E permite-me discordar da relação que estabeleces entre este “importante” legado e as actuais condições de vida. A precariedade das condições de trabalho a falta de tempo e o consumo excessivo não são fruto do Maio de 68. Por último, a maioria dos portugueses vive hoje melhor do que há 40 anos: não preciso de te enunciar o decréscimo da taxa de mortalidade infantil e do analfabetismo, e o consequente aumento da escolaridade, da mobilidade social e do acesso a bens de primeira necessidade, entre outros.

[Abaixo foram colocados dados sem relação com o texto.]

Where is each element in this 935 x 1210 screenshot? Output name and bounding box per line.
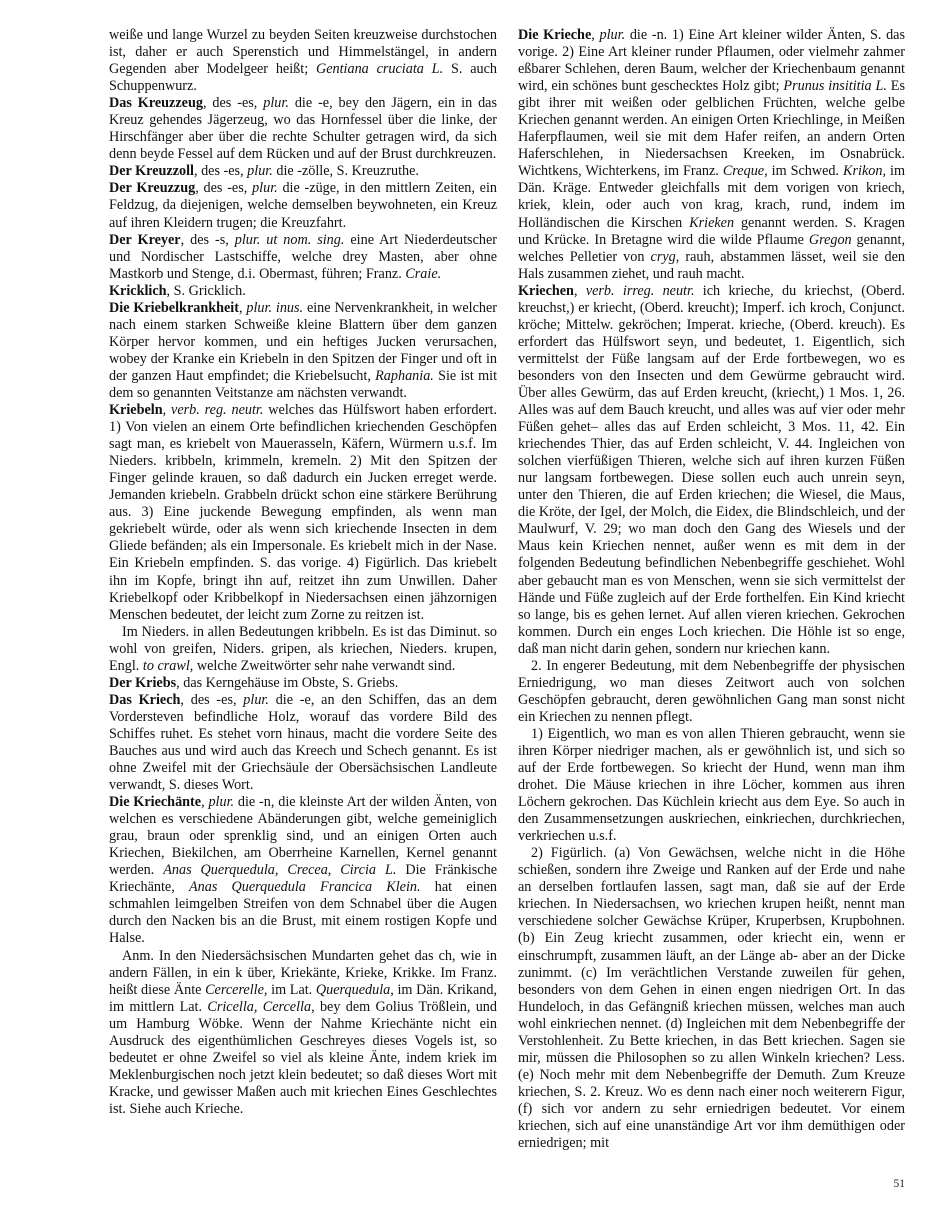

E agora a brincar Sofia, diria-te para voltares a espreitar debaixo da tua calçada!

sophia disse...

Serra, também não me parece em absoluto que a evidente melhoria das condições de vida seja fruto de um legado do Maio de 68, não é a ele que devemos o radical decréscimo da mortalidade infantil, nem a escolaridade generalizada, nem a mobilidade social,( esta obedece hoje a mecanismos que em muito pouco diferem dos anteriores a 74, continuamos uma sociedade de padrinhos e afilhados...) etc. Continuo a pensar que foi um movimento que em Portugal foi um eco ligeiro e muito distante do que se passou em França e que na verdade pouco impacto teve na sociedade portuguesa, a não ser nos meios em que já não era de todo urgente. E continuo a pensar que a nossa geração está a assistir de perna cruzada, à perda e corrosão da conquista de bens fundamentais numa democracia, que em muitos aspectos estamos a perder direitos sociais fundamentais como o direito à saúde à justiça e à educação universais e gratuitas. Que a sociedade eventualmente sonhada pela geração de sessenta em muito pouco ou nada tem a ver com a sociedade portuguesa de hoje, não é por acaso que se assiste a um regresso ao país de imigrantes, não é por acaso que o desinteresse pela actividade política é generalizado em que a massificação e alienação da sociedade através do consumo é mais evidente, em que sobressai mais a substituição do analfabetos por iletrados,...
O magnífico programa de António Barreto traçou um retrato nada optimista, quanto a mim, e muito realista das mudanças sociais do Portugal de sessenta e do de hoje.